We’ve talked about a lot of different aspects of Little Miss Peanut coming – taking her to church, taking her grocery shopping, taking her to the farmer’s market, having her for the holidays, etc. But I hadn’t thought yet about how Sunday afternoons will be different. Truth be told, it made me feel a little panicky for a moment. But it passed.
So today we spent one of our last 11 Sundays in much the same way we usually do. We also spent some time looking through a baby name book, finally actually writing down some of the names we’ve tossed around. We’ve been pretty casual about this whole name thing, but I’m starting to feel a little more sense of urgency. David now has a new front runner, a name I had thrown out a few times before and he had never really said much about but now he really likes. I would say we’re tossing around about five names seriously at this point. It is such a huge responsibility to give someone a name! Peanut has to live with it the rest of her life – as a child, as a young woman, as a middle-aged woman, and as an elderly person. I would like her to have something that will be enjoyable for every stage of her life.
You know, in a lot of ways waiting for this baby to come feels a lot like counting down the days to graduation or summer vacation or the end of a job. There’s this longing for the days to pass quickly and yet a realization that at the same time you don’t want them to pass too quickly because that will mean a phase of your life is over. Forever. So we continue to live in the now and think about the not yet and ponder the transition inbetween.
People always used to say ‘make the most of your pre baby time’….and I always used to say ‘I am’. Don’t think I did really but never mind. On taking a child to church, Daniel (17 months old) will sit pretty much quietly through the first 20 minutes, and then we take him out for the sermon. He has been coming to church since he was about 1 week old and is incredibly sociable and happy with everyone there. Not for one minute do I think all babies should be able to do this……he is a baby who likes to sit and doesn’t try to escape, so this has made my life easier! All babies are very different…but I do firmly believe that if you set them off as you mean to go on it certainly helps them. Enjoy your remaining 10 Sunday afternoons.
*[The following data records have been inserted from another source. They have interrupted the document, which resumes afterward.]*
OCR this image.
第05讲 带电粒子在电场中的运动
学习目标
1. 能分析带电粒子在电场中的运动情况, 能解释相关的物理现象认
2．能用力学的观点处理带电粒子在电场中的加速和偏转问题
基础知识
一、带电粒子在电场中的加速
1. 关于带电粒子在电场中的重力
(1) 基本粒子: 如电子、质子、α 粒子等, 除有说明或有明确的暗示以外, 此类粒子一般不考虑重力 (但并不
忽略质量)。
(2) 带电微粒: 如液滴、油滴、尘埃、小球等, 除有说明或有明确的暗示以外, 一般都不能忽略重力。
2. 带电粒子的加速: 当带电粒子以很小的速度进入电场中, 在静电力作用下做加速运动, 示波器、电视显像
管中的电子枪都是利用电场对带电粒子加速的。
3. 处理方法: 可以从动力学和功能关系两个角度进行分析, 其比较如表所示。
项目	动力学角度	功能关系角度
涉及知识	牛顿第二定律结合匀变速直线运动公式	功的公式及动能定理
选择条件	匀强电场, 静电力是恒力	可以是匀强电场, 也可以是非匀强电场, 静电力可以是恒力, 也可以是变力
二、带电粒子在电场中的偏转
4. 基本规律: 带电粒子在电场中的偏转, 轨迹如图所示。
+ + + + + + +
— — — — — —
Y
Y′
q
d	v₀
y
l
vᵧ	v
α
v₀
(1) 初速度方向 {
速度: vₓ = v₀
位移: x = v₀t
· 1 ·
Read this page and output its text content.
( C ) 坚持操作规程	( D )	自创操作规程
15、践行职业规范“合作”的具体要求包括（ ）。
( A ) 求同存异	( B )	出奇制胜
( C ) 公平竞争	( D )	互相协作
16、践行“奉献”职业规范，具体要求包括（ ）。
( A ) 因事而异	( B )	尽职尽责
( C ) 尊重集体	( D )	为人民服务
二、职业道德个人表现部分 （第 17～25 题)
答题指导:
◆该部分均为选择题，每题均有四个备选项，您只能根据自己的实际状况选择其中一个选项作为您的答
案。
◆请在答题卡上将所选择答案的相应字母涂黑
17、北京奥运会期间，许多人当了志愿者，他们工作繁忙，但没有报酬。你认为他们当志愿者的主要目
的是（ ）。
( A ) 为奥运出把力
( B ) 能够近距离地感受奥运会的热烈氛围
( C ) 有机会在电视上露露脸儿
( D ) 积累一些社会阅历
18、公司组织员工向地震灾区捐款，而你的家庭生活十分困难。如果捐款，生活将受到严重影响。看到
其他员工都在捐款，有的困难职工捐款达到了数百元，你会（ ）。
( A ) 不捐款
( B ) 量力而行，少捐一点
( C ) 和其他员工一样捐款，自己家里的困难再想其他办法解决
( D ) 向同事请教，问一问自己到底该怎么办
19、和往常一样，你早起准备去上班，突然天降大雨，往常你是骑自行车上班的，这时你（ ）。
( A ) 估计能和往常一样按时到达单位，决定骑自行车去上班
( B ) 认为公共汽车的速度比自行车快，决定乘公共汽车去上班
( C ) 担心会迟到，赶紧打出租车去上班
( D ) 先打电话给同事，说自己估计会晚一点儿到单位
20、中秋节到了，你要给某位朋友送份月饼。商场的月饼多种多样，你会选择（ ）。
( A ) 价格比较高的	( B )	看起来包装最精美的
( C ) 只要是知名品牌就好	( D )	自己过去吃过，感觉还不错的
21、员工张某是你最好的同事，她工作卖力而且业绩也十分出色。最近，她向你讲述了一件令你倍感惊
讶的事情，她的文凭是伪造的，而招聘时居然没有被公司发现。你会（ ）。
I think living in the here and now is the best way to go. It’s allowed to me to cherish those quiet moments (and free time to go to the movies or dinner date without worrying about a babysitter) before Lou was born and has also allowed me sit inside each new moment of her life. I’ll admit the first few months are a bit of a blur, but I haven’t wanted any of it to stay any longer than it should or hurry any quicker than it’s supposed to. It’s allowed me to enjoy each stage and season to its’ fullest. With each new phase of life (newlyweds – which lasted all of nine months before Lou came – and new parents and watching Lou – and us – grow and learn), I keep thinking, it doesn’t get better than this. And then it does.
I’m so excited for you and all the many changes about to take place in your life. It’ll never be the same. But you’ll never want it to be. (Save for my tiny tantrum yesterday morning about not having a baby sitter and losing my freedom and all…but I’ll blame that on the pregnancy hormones from this second blessing!) 🙂
Enjoy every quiet minute of the next few weeks. Soon you’ll be wondering if life existed before your little one.
You’re right–things will change. But depending on the “kind” of baby you get, it can be nice to be stuck at home, with lots of down time while the baby’s napping. That said, the first month or two is still a whirlwind, but my dh actually enjoyed “babysitting” a lot more when they were babies, because they would sit with him, and then go to bed. But when they become active, your life really really changes. But it really is wonderful to enjoy the changes and new joys that each stage brings.
I had that same panic once:)
But now we can’t even imagine those days. He is the joy in everyday:)
Don’t wish those days away just yet. I’ve blinked since my peanuts were born and now they are 9 and 7! I can’t even pick me wee-est one up anymore. It makes me cry to think of it.
About the names, keep them between Daddy peanut and Mommy peanut. Introduce Peanut to the world when it’s their turn. I made the mistake of sharing my names for my daughter and was harrassed by my family long enough to change my mind (and give up names that I would have liked better). I regret that now… but it’s too late to go back! 🙂
You are quite right when you say you life is about to change drastically. But the LORD is good and it is all part of HIS wonderful plan! We have two precious little girls, a two and a half year old and a 3 month old, and even though life is rather hectic these days we wouldn’t want it any other way! GOD truly blesses us through our offspring. At the same time He uses our children to teach us things nobody else could! May the last few days of your pregnancy be blessed and at the right time – may He bring you your precious little princess!